- Born: 27 July 1937 (age 88) Metz, France
- Occupations: Director of Competition, Michelin [1973-2005]

= Pierre Dupasquier =

Pierre Antoine Eugène Dupasquier (born 27 July 1937 in Metz, France) is a former head of Michelin's Competition Department.

==Early life==
Born in France, he spent his early life as a pilot with the French Air Force serving in the Algerian War. After discharge from the military, he studied engineering at the École catholique des arts et métiers graduating in 1960.

==Michelin==
Dupasquier was hired by Michelin's research division in 1962. Five years later, he switched to a representative role in selling Michelin tires to road car companies; he moved to the Competitions Department in 1973.

Dupasquier was part of the group that brought radial tyres into Formula One during the period he led Michelin in the sport from 1977-1984. Michelin's first Formula One world champion was Jody Scheckter in 1979 driving for Scuderia Ferrari.

During this first period of Dupasquier's stewardship of Michelin in F1, they had great success with 4 world championships for Scheckter, Nelson Piquet twice with Brabham and finally Niki Lauda with McLaren in 1984.

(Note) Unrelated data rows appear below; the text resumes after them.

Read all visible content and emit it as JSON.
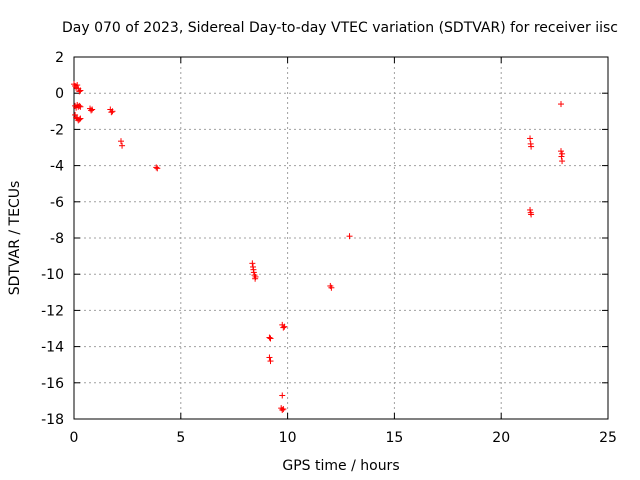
{
  "chart_data": {
    "type": "scatter",
    "title": "Day 070 of 2023, Sidereal Day-to-day VTEC variation (SDTVAR) for receiver iisc",
    "xlabel": "GPS time / hours",
    "ylabel": "SDTVAR / TECUs",
    "xlim": [
      0,
      25
    ],
    "ylim": [
      -18,
      2
    ],
    "xticks": [
      0,
      5,
      10,
      15,
      20,
      25
    ],
    "yticks": [
      2,
      0,
      -2,
      -4,
      -6,
      -8,
      -10,
      -12,
      -14,
      -16,
      -18
    ],
    "grid": true,
    "marker": "+",
    "color": "#ff0000",
    "series": [
      {
        "name": "iisc",
        "points": [
          [
            0.0,
            0.5
          ],
          [
            0.05,
            0.4
          ],
          [
            0.1,
            0.3
          ],
          [
            0.15,
            0.45
          ],
          [
            0.2,
            0.25
          ],
          [
            0.25,
            0.1
          ],
          [
            0.3,
            0.15
          ],
          [
            0.05,
            -0.7
          ],
          [
            0.1,
            -0.8
          ],
          [
            0.15,
            -0.65
          ],
          [
            0.2,
            -0.75
          ],
          [
            0.25,
            -0.7
          ],
          [
            0.3,
            -0.75
          ],
          [
            0.05,
            -1.2
          ],
          [
            0.1,
            -1.35
          ],
          [
            0.15,
            -1.4
          ],
          [
            0.2,
            -1.5
          ],
          [
            0.25,
            -1.45
          ],
          [
            0.3,
            -1.4
          ],
          [
            0.75,
            -0.85
          ],
          [
            0.8,
            -0.95
          ],
          [
            0.85,
            -0.9
          ],
          [
            1.7,
            -0.9
          ],
          [
            1.75,
            -1.05
          ],
          [
            1.8,
            -1.0
          ],
          [
            2.2,
            -2.65
          ],
          [
            2.25,
            -2.9
          ],
          [
            3.85,
            -4.1
          ],
          [
            3.9,
            -4.15
          ],
          [
            8.35,
            -9.4
          ],
          [
            8.38,
            -9.6
          ],
          [
            8.4,
            -9.75
          ],
          [
            8.42,
            -9.9
          ],
          [
            8.45,
            -10.05
          ],
          [
            8.48,
            -10.25
          ],
          [
            8.5,
            -10.15
          ],
          [
            9.15,
            -13.5
          ],
          [
            9.2,
            -13.55
          ],
          [
            9.15,
            -14.6
          ],
          [
            9.2,
            -14.8
          ],
          [
            9.75,
            -12.8
          ],
          [
            9.8,
            -12.95
          ],
          [
            9.85,
            -12.9
          ],
          [
            9.75,
            -16.7
          ],
          [
            9.7,
            -17.4
          ],
          [
            9.75,
            -17.5
          ],
          [
            9.8,
            -17.45
          ],
          [
            12.0,
            -10.65
          ],
          [
            12.05,
            -10.75
          ],
          [
            12.9,
            -7.9
          ],
          [
            21.35,
            -2.5
          ],
          [
            21.38,
            -2.8
          ],
          [
            21.4,
            -2.95
          ],
          [
            21.35,
            -6.45
          ],
          [
            21.38,
            -6.6
          ],
          [
            21.4,
            -6.7
          ],
          [
            22.8,
            -0.6
          ],
          [
            22.8,
            -3.2
          ],
          [
            22.85,
            -3.35
          ],
          [
            22.82,
            -3.5
          ],
          [
            22.85,
            -3.75
          ]
        ]
      }
    ]
  }
}
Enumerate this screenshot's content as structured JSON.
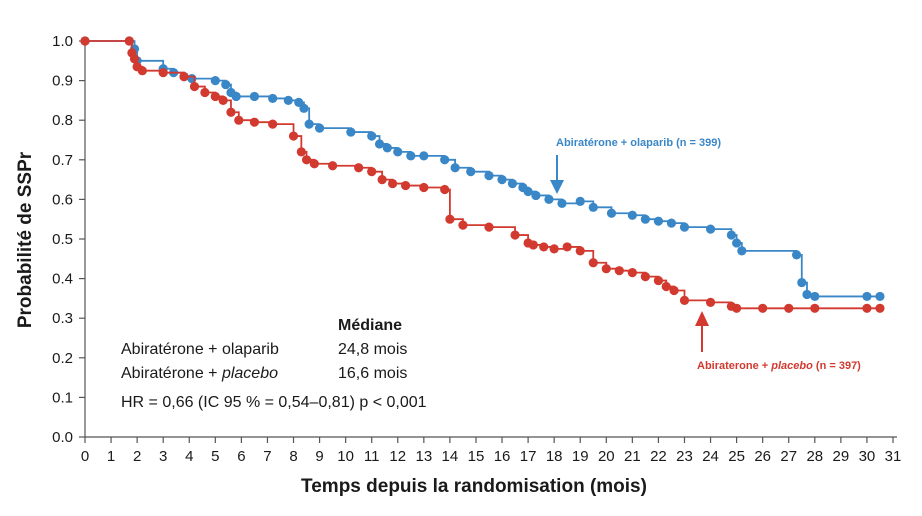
{
  "chart_data": {
    "type": "line",
    "xlabel": "Temps depuis la randomisation (mois)",
    "ylabel": "Probabilité de SSPr",
    "xlim": [
      0,
      31
    ],
    "ylim": [
      0,
      1
    ],
    "x_ticks": [
      0,
      1,
      2,
      3,
      4,
      5,
      6,
      7,
      8,
      9,
      10,
      11,
      12,
      13,
      14,
      15,
      16,
      17,
      18,
      19,
      20,
      21,
      22,
      23,
      24,
      25,
      26,
      27,
      28,
      29,
      30,
      31
    ],
    "y_ticks": [
      0.0,
      0.1,
      0.2,
      0.3,
      0.4,
      0.5,
      0.6,
      0.7,
      0.8,
      0.9,
      1.0
    ],
    "y_tick_labels": [
      "0.0",
      "0.1",
      "0.2",
      "0.3",
      "0.4",
      "0.5",
      "0.6",
      "0.7",
      "0.8",
      "0.9",
      "1.0"
    ],
    "x_tick_labels": [
      "0",
      "1",
      "2",
      "3",
      "4",
      "5",
      "6",
      "7",
      "8",
      "9",
      "10",
      "11",
      "12",
      "13",
      "14",
      "15",
      "16",
      "17",
      "18",
      "19",
      "20",
      "21",
      "22",
      "23",
      "24",
      "25",
      "26",
      "27",
      "28",
      "29",
      "30",
      "31"
    ],
    "series": [
      {
        "name": "Abiratérone + olaparib (n = 399)",
        "color": "#3a87c8",
        "x": [
          0,
          1.7,
          1.9,
          2.0,
          3.0,
          3.4,
          3.8,
          4.1,
          5.0,
          5.4,
          5.6,
          5.8,
          6.5,
          7.2,
          7.8,
          8.2,
          8.4,
          8.6,
          9.0,
          10.2,
          11.0,
          11.3,
          11.6,
          12.0,
          12.5,
          13.0,
          13.8,
          14.2,
          14.8,
          15.5,
          16.0,
          16.4,
          16.8,
          17.0,
          17.3,
          17.8,
          18.3,
          19.0,
          19.5,
          20.2,
          21.0,
          21.5,
          22.0,
          22.5,
          23.0,
          24.0,
          24.8,
          25.0,
          25.2,
          27.3,
          27.5,
          27.7,
          28.0,
          30.0,
          30.5
        ],
        "y": [
          1.0,
          1.0,
          0.98,
          0.95,
          0.93,
          0.92,
          0.91,
          0.905,
          0.9,
          0.89,
          0.87,
          0.86,
          0.86,
          0.855,
          0.85,
          0.845,
          0.83,
          0.79,
          0.78,
          0.77,
          0.76,
          0.74,
          0.73,
          0.72,
          0.71,
          0.71,
          0.7,
          0.68,
          0.67,
          0.66,
          0.65,
          0.64,
          0.63,
          0.62,
          0.61,
          0.6,
          0.59,
          0.595,
          0.58,
          0.565,
          0.56,
          0.55,
          0.545,
          0.54,
          0.53,
          0.525,
          0.51,
          0.49,
          0.47,
          0.46,
          0.39,
          0.36,
          0.355,
          0.355,
          0.355
        ]
      },
      {
        "name": "Abiraterone + placebo (n = 397)",
        "color": "#d2392f",
        "x": [
          0,
          1.7,
          1.8,
          1.9,
          2.0,
          2.2,
          3.0,
          3.8,
          4.2,
          4.6,
          5.0,
          5.3,
          5.6,
          5.9,
          6.5,
          7.2,
          8.0,
          8.3,
          8.5,
          8.8,
          9.5,
          10.5,
          11.0,
          11.4,
          11.8,
          12.3,
          13.0,
          13.8,
          14.0,
          14.5,
          15.5,
          16.5,
          17.0,
          17.2,
          17.6,
          18.0,
          18.5,
          19.0,
          19.5,
          20.0,
          20.5,
          21.0,
          21.5,
          22.0,
          22.3,
          22.6,
          23.0,
          24.0,
          24.8,
          25.0,
          26.0,
          27.0,
          28.0,
          30.0,
          30.5
        ],
        "y": [
          1.0,
          1.0,
          0.97,
          0.955,
          0.935,
          0.925,
          0.92,
          0.91,
          0.885,
          0.87,
          0.86,
          0.85,
          0.82,
          0.8,
          0.795,
          0.79,
          0.76,
          0.72,
          0.7,
          0.69,
          0.685,
          0.68,
          0.67,
          0.65,
          0.64,
          0.635,
          0.63,
          0.625,
          0.55,
          0.535,
          0.53,
          0.51,
          0.49,
          0.485,
          0.48,
          0.475,
          0.48,
          0.47,
          0.44,
          0.425,
          0.42,
          0.415,
          0.405,
          0.395,
          0.38,
          0.37,
          0.345,
          0.34,
          0.33,
          0.325,
          0.325,
          0.325,
          0.325,
          0.325,
          0.325
        ]
      }
    ],
    "annotations": {
      "olaparib_label": "Abiratérone + olaparib (n = 399)",
      "placebo_label_pre": "Abiraterone + ",
      "placebo_label_italic": "placebo",
      "placebo_label_post": " (n = 397)",
      "median_header": "Médiane",
      "legend_olaparib": "Abiratérone + olaparib",
      "legend_placebo_pre": "Abiratérone + ",
      "legend_placebo_italic": "placebo",
      "median_olaparib": "24,8 mois",
      "median_placebo": "16,6 mois",
      "hr_text": "HR = 0,66 (IC 95 % = 0,54–0,81) p < 0,001"
    },
    "grid": false
  }
}
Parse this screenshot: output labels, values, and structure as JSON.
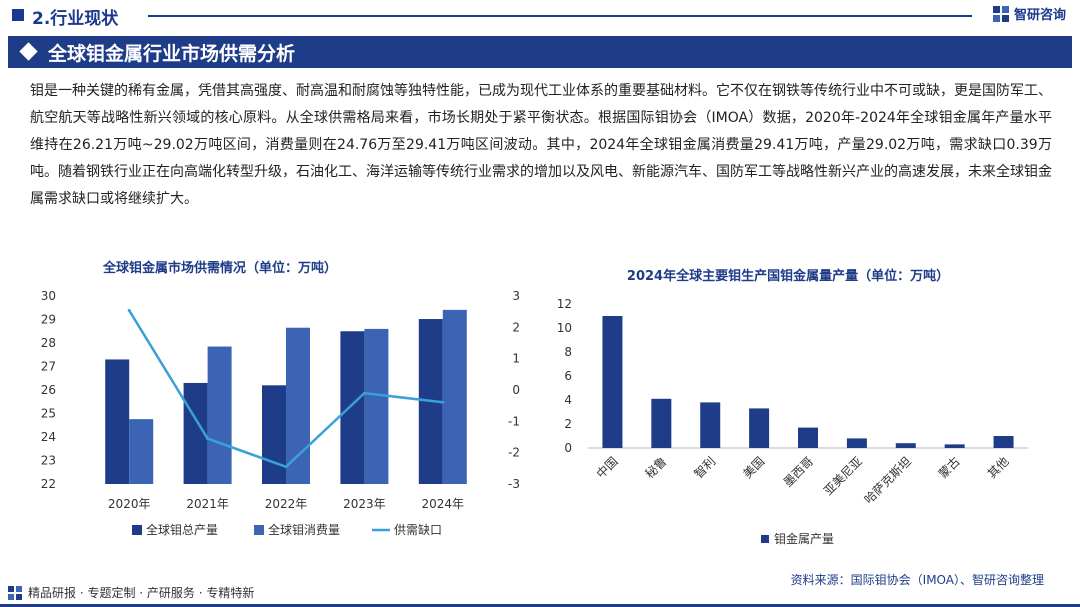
{
  "header": {
    "section": "2.行业现状",
    "logo_text": "智研咨询"
  },
  "banner": {
    "title": "全球钼金属行业市场供需分析"
  },
  "paragraph": "钼是一种关键的稀有金属，凭借其高强度、耐高温和耐腐蚀等独特性能，已成为现代工业体系的重要基础材料。它不仅在钢铁等传统行业中不可或缺，更是国防军工、航空航天等战略性新兴领域的核心原料。从全球供需格局来看，市场长期处于紧平衡状态。根据国际钼协会（IMOA）数据，2020年-2024年全球钼金属年产量水平维持在26.21万吨~29.02万吨区间，消费量则在24.76万至29.41万吨区间波动。其中，2024年全球钼金属消费量29.41万吨，产量29.02万吨，需求缺口0.39万吨。随着钢铁行业正在向高端化转型升级，石油化工、海洋运输等传统行业需求的增加以及风电、新能源汽车、国防军工等战略性新兴产业的高速发展，未来全球钼金属需求缺口或将继续扩大。",
  "colors": {
    "primary": "#1f3c88",
    "secondary": "#3b64b4",
    "line": "#3aa0d8"
  },
  "chart_data": [
    {
      "type": "bar+line",
      "title": "全球钼金属市场供需情况（单位：万吨）",
      "categories": [
        "2020年",
        "2021年",
        "2022年",
        "2023年",
        "2024年"
      ],
      "series": [
        {
          "name": "全球钼总产量",
          "type": "bar",
          "axis": "left",
          "values": [
            27.3,
            26.3,
            26.2,
            28.5,
            29.02
          ]
        },
        {
          "name": "全球钼消费量",
          "type": "bar",
          "axis": "left",
          "values": [
            24.76,
            27.85,
            28.65,
            28.6,
            29.41
          ]
        },
        {
          "name": "供需缺口",
          "type": "line",
          "axis": "right",
          "values": [
            2.54,
            -1.55,
            -2.45,
            -0.1,
            -0.39
          ]
        }
      ],
      "ylim_left": [
        22,
        30
      ],
      "yticks_left": [
        "22",
        "23",
        "24",
        "25",
        "26",
        "27",
        "28",
        "29",
        "30"
      ],
      "ylim_right": [
        -3,
        3
      ],
      "yticks_right": [
        "-3",
        "-2",
        "-1",
        "0",
        "1",
        "2",
        "3"
      ],
      "legend_position": "bottom"
    },
    {
      "type": "bar",
      "title": "2024年全球主要钼生产国钼金属量产量（单位：万吨）",
      "categories": [
        "中国",
        "秘鲁",
        "智利",
        "美国",
        "墨西哥",
        "亚美尼亚",
        "哈萨克斯坦",
        "蒙古",
        "其他"
      ],
      "series": [
        {
          "name": "钼金属产量",
          "values": [
            11.0,
            4.1,
            3.8,
            3.3,
            1.7,
            0.8,
            0.4,
            0.3,
            1.0
          ]
        }
      ],
      "ylim": [
        0,
        12
      ],
      "yticks": [
        "0",
        "2",
        "4",
        "6",
        "8",
        "10",
        "12"
      ],
      "legend_position": "bottom"
    }
  ],
  "footer": {
    "tagline": "精品研报 · 专题定制 · 产研服务 · 专精特新",
    "source": "资料来源：国际钼协会（IMOA）、智研咨询整理"
  }
}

Dupasquier would once again lead Michelin on their return to Formula One in 2001 until his retirement in 2005 a season won by a Michelin shod Renault for Fernando Alonso. It was also in this season all cars running Michelin tyres would withdraw from the 2005 US Grand Prix.

Across his leadership of Michelin Competition, the manufacturer claimed 1300 victories and 180 world titles.

He was awarded the Legion of Honour in December 2006 for his services to French motorsport.